Author Archives: mdwriter99

Who Knew Text Books Would Be Useful

By: Megan D. Davis

When sitting in the classroom, a student views the teacher as having the easiest job because the answers are written in the book for them and they assign papers instead of composing them. However, what they do not know the rules and guidelines that teachers are told they must follow in order to create the “proper” classroom environment. In his book “Bridging English” Joseph O’ Beirne Milner provides these rules and guidelines along with other techniques that will assist English/Literature teachers. Some of the information seems redundant and common knowledge, it is useful that does not just apply to English teachers but some of the chapters apply to other teachers as well. Chapter is all about different ways to instruct and explains the many ways students learn, four organizational structures, and the use of technology. Though, after this chapter the instructions are more focused on English teachers and how to present poetry, drama, and composition to their students.

Currently, as a student, this book blends in with my other text books and is not one that I would pick up for some light reading. However, while reading it for assignments, I realized how vital it would be once I entered the classroom as a teacher. Along with the different ways to teach multiple genres, Milner’s book also provides instructions on how to construct a lesson plan, a unit plan, and plans for the whole curriculum. The final chapters are all about how to better oneself as a teacher and become comfortable in the classroom. This acts as a way to teach yourself how to be an efficient teacher. While it may sound ridiculous to define yourself as a teacher and do self-evaluations, this may open your eyes to an aspect of your character that would have otherwise remained unnoticed. Also this aspect may be something that is helping or hurting your teaching style. If it is hurting your style then noticing it gives you the opportunity to alter it into a helpful aspect. Therefore, while reading a text book is boring, this one contains information that actually is helpful and will come in handy in my future.

In the Students’ Minds

By: Megan D. Davis

To an English major reading is as important as eating and as exciting as a roller coaster. However, schools do not give this portrayal when they assign books in their Literature classes. In the first chapter of his book “You Gotta Be the Book”, Jeffrey Wilhelm discusses the observation he makes in his eighth grade remedial reading class. His students adamantly voice their hatred for reading and their unwillingness to even read books of their choice. He also notices a change in the reading habits of his neighbor’s son from what they are when Wilhelm reads to him and when he begins to read at school. Therefore, Wilhelm’s goal is to discover what causes this rift between students and books.
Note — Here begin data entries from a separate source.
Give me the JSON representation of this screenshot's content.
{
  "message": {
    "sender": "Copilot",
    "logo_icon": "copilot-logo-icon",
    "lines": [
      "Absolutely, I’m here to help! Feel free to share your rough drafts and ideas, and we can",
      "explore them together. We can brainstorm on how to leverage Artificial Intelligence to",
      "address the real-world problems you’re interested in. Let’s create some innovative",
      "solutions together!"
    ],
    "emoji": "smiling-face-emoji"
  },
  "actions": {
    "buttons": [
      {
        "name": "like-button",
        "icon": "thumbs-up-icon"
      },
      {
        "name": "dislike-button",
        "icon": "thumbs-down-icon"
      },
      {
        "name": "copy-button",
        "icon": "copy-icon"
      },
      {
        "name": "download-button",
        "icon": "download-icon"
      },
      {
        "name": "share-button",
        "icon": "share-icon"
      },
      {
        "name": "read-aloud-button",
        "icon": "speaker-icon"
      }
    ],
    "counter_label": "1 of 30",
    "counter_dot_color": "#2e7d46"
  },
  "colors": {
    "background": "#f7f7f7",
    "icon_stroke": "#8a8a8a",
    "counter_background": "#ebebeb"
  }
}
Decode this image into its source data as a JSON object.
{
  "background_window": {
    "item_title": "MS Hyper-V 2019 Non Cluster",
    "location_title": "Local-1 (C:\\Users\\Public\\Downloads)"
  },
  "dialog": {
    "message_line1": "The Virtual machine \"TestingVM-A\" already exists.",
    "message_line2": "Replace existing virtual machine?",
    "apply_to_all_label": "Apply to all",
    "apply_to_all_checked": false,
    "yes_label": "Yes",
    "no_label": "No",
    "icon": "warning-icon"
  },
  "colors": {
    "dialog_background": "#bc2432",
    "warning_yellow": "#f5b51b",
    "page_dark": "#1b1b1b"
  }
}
“I hate reading, it’s stupid.” This is not an uncommon phrase to hear in the hallways and classrooms of schools; I often said it myself. When a book was assigned and I was given deadlines to get it read is when I would utter those cursed words. During his research, Wilhelm also adds that he believes it is the way students are taught to interpret what they read that is the culprit. He says that because teachers force the students to learn the way someone else interpreted the story instead of finding their own that the assignment becomes less about the reading and more about figuring out what the critic wants think is right. He states that the criticism the teachers are advocating for is New Criticism which says that there is one meaning behind a text and it is the job of the reader to find that single meaning and not others. He goes on to say that what should be used it Reader’s Response which allows the reader to find their own interpretation along with being presented with what other readers determined.

This research and person experience is something I will have to keep in mind when standing in front of a class and assigning them to read Of Mice and Men. I know that not all my future students will enjoy reading but I will make that worse if I try to force them into someone else’s mind set while reading. What will make this difficult is that the classic books have been critiqued by so many people that the possibility of students find new meanings is slim. But it is still possible, so I must listen to every interpretation they are willing to make. It will be my job to show students that reading is enjoyable and that they have a voice in what the book’s message is. Students may begin to like reading for homework if they knew that what they thought about the plot and theme really do matter.